Now in more darkness herself, Blue was struck with a sense of doom, of doors closing all around her. She’d made a mistake, she realized, in allowing Jack to open this particular part of her life again. She’d learned to live without love. To make her need small, store it like a child’s paper valentine in the attic of her mind. Now that she had opened the door, it occurred to her that perhaps the worst thing wouldn’t be to go through life unloved. Perhaps the worst thing would be to have the opportunity for love only to discover you’re too wounded, too self-protective to seize it.
HANNAH
Hannah sat with Maya and Renee at the table where they’d once all chugged cheap beer and played Truth or Dare until they’d gotten so drunk they ran down to the beach in the middle of the night—four girl-shadows dashing, so alive with the universe, claiming the breeze and every star and the shiny black Atlantic as they splashed into it. Whoop! Whoop! They thought they knew what their lives would be.
Now Blue was upstairs probably hating them all and Hannah was googling symptoms of Lemierre’s syndrome on her phone.
Sore throat: check
Headache: check
Fever: ?
She turned to Maya. “Feel my forehead. Does it feel hot?”
“It’s summer. So yes,” Maya said without checking. “Now tell Renee she’s staying for dinner.”

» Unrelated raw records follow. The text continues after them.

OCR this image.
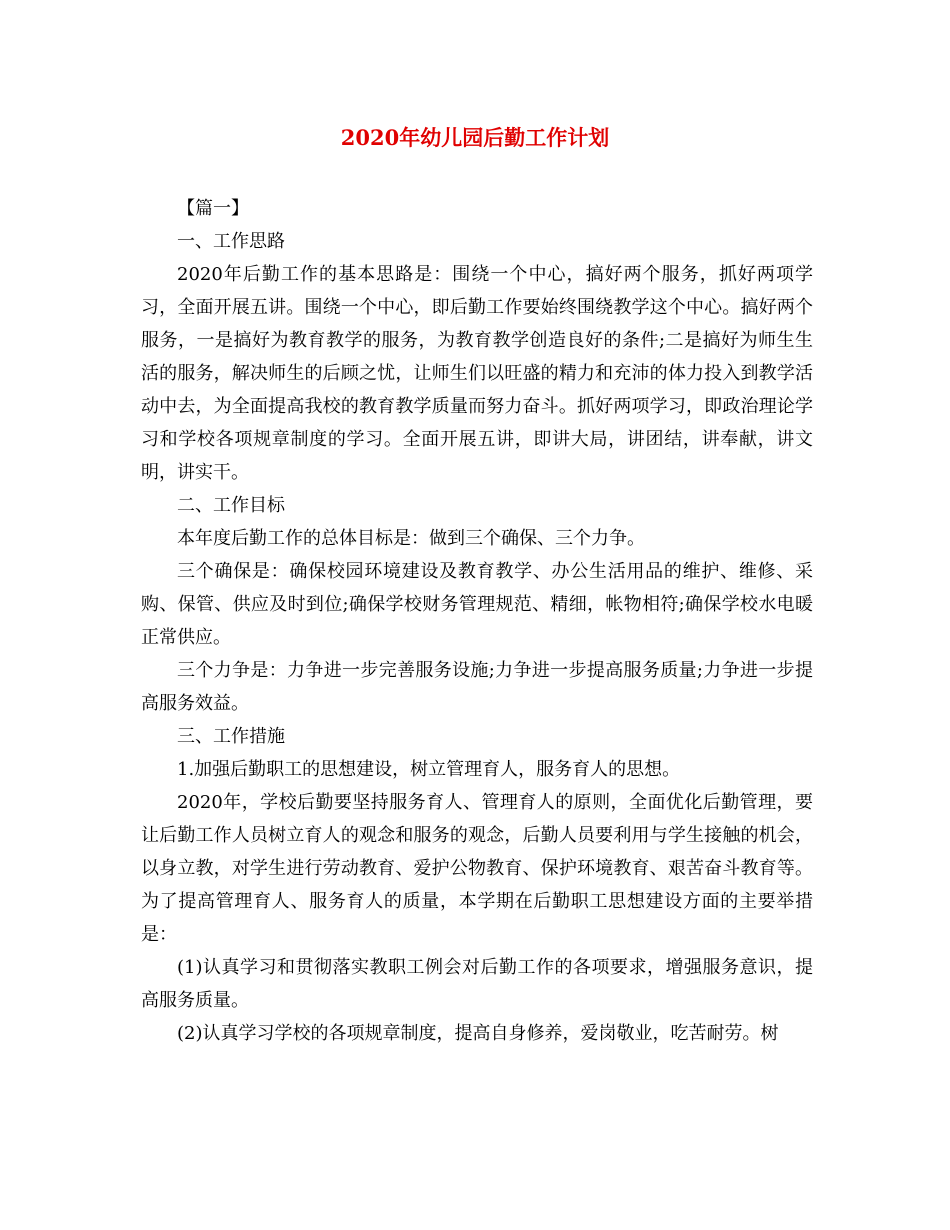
2020年幼儿园后勤工作计划

【篇一】

一、工作思路

2020年后勤工作的基本思路是：围绕一个中心，搞好两个服务，抓好两项学习，全面开展五讲。围绕一个中心，即后勤工作要始终围绕教学这个中心。搞好两个服务，一是搞好为教育教学的服务，为教育教学创造良好的条件;二是搞好为师生生活的服务，解决师生的后顾之忧，让师生们以旺盛的精力和充沛的体力投入到教学活动中去，为全面提高我校的教育教学质量而努力奋斗。抓好两项学习，即政治理论学习和学校各项规章制度的学习。全面开展五讲，即讲大局，讲团结，讲奉献，讲文明，讲实干。

二、工作目标

本年度后勤工作的总体目标是：做到三个确保、三个力争。

三个确保是：确保校园环境建设及教育教学、办公生活用品的维护、维修、采购、保管、供应及时到位;确保学校财务管理规范、精细，帐物相符;确保学校水电暖正常供应。

三个力争是：力争进一步完善服务设施;力争进一步提高服务质量;力争进一步提高服务效益。

三、工作措施

1.加强后勤职工的思想建设，树立管理育人，服务育人的思想。

2020年，学校后勤要坚持服务育人、管理育人的原则，全面优化后勤管理，要让后勤工作人员树立育人的观念和服务的观念，后勤人员要利用与学生接触的机会，以身立教，对学生进行劳动教育、爱护公物教育、保护环境教育、艰苦奋斗教育等。为了提高管理育人、服务育人的质量，本学期在后勤职工思想建设方面的主要举措是：

(1)认真学习和贯彻落实教职工例会对后勤工作的各项要求，增强服务意识，提高服务质量。

(2)认真学习学校的各项规章制度，提高自身修养，爱岗敬业，吃苦耐劳。树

“Renee, you’re staying for dinner,” Hannah said. Maybe it wasn’t Lemierre’s. Maybe it was the measles. Vaccinations could lose their potency after time, couldn’t they? But that was stupid. She was fine. She’d been in therapy long enough to recognize that she probably wasn’t dying, that her fear was simply triggered by the stress of being away from Henry and the current tensions between her friends. Too bad that being aware of anxiety’s source never helped to quell it. Logic was happening in one part of the brain and fear in another and the two sections seemed to have no system in which to communicate with each other. It made her feel like she couldn’t trust herself.